Nursing school offers MOOC on improving healthcare quality

Gabrielle Buffington, Staff Reporter

The Frances Payne Bolton School of Nursing is offering its first massive open online course (MOOC) this fall, urging health care professionals to “Take the Lead on Healthcare Quality Improvement,” as the course title states. It will be a five week course focusing on how frontline healthcare workers can improve the ways that they take care of their patients.

The course is led by Dr. Mary A. Dolansky, an associate professor at the School of Nursing and a Louis Stokes Cleveland VA Quality Senior Nurse Fellow. Dolansky has taught the interdisciplinary course “Continual Improvement in Healthcare” at Case Western Reserve University for the past 10 years, and was the chair of a task force that aimed to integrate quality and safety into the School of Nursing curriculum.

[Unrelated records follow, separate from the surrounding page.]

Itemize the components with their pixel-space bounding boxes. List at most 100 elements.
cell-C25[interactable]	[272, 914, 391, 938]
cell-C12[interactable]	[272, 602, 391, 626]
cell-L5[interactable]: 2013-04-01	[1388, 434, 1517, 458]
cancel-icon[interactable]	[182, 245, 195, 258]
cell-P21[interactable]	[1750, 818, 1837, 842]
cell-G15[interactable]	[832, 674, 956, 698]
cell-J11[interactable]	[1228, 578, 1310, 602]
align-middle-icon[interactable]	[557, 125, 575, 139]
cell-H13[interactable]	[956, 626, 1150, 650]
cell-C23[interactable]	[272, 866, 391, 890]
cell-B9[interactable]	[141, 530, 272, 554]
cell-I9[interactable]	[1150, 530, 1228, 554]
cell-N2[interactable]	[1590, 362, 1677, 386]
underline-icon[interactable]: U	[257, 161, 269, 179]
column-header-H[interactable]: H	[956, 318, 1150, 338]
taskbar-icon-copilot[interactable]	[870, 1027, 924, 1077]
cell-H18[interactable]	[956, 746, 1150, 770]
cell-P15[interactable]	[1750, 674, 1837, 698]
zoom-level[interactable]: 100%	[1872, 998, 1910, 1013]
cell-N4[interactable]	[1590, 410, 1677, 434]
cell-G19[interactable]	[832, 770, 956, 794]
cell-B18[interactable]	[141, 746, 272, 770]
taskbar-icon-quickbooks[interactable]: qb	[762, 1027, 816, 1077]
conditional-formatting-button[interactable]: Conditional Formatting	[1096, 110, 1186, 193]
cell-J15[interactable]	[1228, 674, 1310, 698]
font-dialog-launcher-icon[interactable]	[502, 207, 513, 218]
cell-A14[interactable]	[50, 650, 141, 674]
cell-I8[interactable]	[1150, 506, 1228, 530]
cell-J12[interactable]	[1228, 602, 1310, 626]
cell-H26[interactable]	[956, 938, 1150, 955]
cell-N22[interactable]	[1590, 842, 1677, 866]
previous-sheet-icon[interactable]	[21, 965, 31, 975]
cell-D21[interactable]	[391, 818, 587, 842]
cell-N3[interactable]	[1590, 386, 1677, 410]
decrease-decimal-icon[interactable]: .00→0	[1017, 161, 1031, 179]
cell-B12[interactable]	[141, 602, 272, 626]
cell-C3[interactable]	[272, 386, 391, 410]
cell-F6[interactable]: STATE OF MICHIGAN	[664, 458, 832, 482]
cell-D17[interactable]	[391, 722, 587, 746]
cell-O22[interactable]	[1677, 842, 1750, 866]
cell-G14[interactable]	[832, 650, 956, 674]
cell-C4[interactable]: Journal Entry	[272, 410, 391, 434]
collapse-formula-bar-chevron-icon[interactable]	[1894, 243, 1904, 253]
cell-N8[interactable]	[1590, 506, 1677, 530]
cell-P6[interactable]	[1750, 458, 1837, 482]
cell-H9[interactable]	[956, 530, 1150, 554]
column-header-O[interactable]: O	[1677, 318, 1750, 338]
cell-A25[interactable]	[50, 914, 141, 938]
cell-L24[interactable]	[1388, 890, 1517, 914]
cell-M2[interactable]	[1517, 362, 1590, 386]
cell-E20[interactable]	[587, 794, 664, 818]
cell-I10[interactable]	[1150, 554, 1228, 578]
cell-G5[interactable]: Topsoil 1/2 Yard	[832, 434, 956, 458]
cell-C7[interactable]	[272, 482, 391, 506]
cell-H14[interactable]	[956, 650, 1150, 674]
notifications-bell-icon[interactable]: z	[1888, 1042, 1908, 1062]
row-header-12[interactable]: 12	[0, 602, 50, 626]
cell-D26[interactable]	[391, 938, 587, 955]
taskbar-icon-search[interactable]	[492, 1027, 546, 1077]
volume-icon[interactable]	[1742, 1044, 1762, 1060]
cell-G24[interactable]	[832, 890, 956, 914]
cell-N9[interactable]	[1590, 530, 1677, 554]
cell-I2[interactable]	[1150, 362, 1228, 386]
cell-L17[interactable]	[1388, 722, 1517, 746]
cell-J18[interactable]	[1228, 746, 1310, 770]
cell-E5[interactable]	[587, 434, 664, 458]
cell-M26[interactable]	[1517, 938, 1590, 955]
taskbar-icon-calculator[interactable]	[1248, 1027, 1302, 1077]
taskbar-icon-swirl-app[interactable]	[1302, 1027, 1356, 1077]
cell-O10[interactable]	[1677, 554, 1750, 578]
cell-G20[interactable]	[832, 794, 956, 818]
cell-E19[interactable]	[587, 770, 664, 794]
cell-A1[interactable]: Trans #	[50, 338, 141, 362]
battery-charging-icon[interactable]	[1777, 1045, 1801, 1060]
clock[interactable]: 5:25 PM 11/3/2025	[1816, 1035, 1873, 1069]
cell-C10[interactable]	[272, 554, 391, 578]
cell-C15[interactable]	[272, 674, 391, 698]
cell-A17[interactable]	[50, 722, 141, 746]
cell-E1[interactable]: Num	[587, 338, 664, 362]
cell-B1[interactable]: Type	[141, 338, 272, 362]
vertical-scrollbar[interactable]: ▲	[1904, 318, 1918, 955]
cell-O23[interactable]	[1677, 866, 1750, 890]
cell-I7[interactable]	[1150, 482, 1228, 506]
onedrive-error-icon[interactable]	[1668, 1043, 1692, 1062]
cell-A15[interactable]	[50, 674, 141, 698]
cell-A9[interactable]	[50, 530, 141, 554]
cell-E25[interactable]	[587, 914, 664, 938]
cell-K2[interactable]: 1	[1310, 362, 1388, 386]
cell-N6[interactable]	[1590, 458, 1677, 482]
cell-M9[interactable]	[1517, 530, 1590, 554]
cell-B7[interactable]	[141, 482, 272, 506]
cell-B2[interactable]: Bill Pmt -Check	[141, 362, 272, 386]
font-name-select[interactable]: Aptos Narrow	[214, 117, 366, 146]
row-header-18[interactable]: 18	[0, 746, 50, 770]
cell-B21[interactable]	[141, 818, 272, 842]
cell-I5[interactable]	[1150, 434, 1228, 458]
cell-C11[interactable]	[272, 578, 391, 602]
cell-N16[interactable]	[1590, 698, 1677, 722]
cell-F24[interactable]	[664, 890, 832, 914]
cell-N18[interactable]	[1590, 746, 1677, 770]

“There really isn’t a lot out there for frontline health care professionals to learn their skills for free,” said Dolansky. “The founders of the course thought that it would be a great idea to offer it. The course is really experimental, and it takes the learner through the whole quality improvement process.”

Students will learn a number of ways to improve healthcare quality for patients, and then apply it right away to either a personal or professional project. They will write reflective statements on their experiences in the real-world setting as a part of the requirements for the course.

Dolansky hopes that this will help health care workers learn how to find suitable solutions when they are at a loss on how to properly care for patients.

“It’s about the front line being engaged, and turning their frustration into something constructive,” said Dolansky.

Shirley Moore of the School of Nursing and Mamta Singh of the School of Medicine are helping Dolansky teach the course, which will be available for free on Coursera. The course is one of five MOOCs that CWRU is currently offering.